Hint on how to prove the identity $\sum_{0 \leq k \leq n } \binom{k}{m} = \binom{n + 1}{m + 1}$ Let $N$ be a positive integer. Then, we have
$\sum\limits_{j=1}^{N} \binom{j}{6} = \binom{N+1}{7}$.
Could anyone explain this equation a little bit? I wrote out the left hand side as $\binom{1}{6} + \dots + \binom{N}{6}$, but it did not help at much.
UPDATE
From lecture notes, I found a proposition says:

$\sum\limits_{0\leq k\leq n} \binom{k}{m} = \binom{n+1}{m+1}$.

Could anyone give a hint on how to prove it?
 A: This is often called the hockey stick identity, because of what it looks like in Pascal's triangle. You can prove from summing
$$ \binom{n}{k} = \binom{n+1}{k+1}-\binom{n}{k+1} $$
from $n=1$ to $N$ and noting most of the terms on the right-hand side cancel.
A: We wish to prove that 
$$\sum_{0 \leq k \leq n} \binom{k}{m} = \binom{n + 1}{m + 1}$$
The expression $\binom{n + 1}{m + 1}$ is the number of ways of selecting a subset of $m + 1$ elements from the set $S = \{0, 1, 2, \ldots, n\}$.  
The expression $\binom{k}{m}$ is the number of subsets of $S$ with $m + 1$ elements with largest element $k$ since there are $k$ elements of $S$ less than $k$ from which the remaining $m$ elements of the subset must be selected.  Summing over all possible values of $k$ yields the identity.  
A: We can also prove the Hockey-stick identity with a bit of algebra. It is convenient to use the coefficient of operator $[x^m]$ to denote the coefficient of $x^m$ in a series. This way we can write for instance
\begin{align*}
[x^m](1+x)^n=\binom{n}{m}
\end{align*}

We obtain
  \begin{align*}
\color{blue}{\sum_{k=0}^n\binom{k}{m}}&=\sum_{k=0}^n[x^m](1+x)^k\tag{1}\\
&=[x^m]\sum_{k=0}^n(1+x)^k\tag{2}\\
&=[x^m]\frac{(1+x)^{n+1}-1}{(1+x)-1}\tag{3}\\
&=[x^{m+1}](1+x)^{n+1}\tag{4}\\
&\,\,\color{blue}{=\binom{n+1}{m+1}}\tag{5}
\end{align*}

Comment:


*

*In (1) we apply the coefficient of operator.

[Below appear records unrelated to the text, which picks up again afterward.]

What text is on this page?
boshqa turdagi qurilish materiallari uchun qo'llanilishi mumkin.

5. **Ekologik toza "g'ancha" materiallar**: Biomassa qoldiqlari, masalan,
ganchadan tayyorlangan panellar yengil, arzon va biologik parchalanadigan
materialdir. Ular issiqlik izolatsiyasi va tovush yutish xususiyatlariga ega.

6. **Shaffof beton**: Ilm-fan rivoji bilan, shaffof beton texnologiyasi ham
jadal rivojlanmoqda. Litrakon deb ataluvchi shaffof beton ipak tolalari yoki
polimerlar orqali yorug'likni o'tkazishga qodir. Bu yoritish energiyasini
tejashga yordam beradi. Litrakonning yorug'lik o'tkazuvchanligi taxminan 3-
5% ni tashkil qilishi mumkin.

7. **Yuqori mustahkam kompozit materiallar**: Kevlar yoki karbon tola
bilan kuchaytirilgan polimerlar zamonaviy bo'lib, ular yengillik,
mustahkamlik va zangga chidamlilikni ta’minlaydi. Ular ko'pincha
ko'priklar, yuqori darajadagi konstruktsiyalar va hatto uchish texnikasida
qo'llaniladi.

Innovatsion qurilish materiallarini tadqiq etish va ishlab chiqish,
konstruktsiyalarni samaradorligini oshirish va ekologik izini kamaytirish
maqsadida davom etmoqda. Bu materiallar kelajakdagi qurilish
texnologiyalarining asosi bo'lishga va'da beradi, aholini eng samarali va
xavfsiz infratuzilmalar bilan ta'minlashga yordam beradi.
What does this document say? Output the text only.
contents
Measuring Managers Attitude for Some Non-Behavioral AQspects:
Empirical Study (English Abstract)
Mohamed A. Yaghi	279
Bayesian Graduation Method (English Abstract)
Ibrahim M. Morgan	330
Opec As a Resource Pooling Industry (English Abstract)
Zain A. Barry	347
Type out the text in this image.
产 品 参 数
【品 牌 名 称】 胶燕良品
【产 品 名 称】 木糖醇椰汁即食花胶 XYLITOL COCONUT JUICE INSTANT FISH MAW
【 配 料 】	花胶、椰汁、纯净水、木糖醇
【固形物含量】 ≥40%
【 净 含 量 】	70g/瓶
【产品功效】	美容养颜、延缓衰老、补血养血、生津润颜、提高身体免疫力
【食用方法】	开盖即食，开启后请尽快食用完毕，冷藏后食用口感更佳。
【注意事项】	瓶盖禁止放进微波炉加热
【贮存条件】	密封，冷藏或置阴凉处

*In (2) we use the linearity of the coefficient of operator.

*In (3) we use the finite geometric series formula.

*In (4) we apply the rule $[x^{m+1}]A(x)=[x^m]x^{-1}A(x)$. We also skip the term $-1$ on the right hand side, since this constant value does not contribute to $[x^{m+1}]$.

*In (5) we select the coefficient of $x^{m+1}$.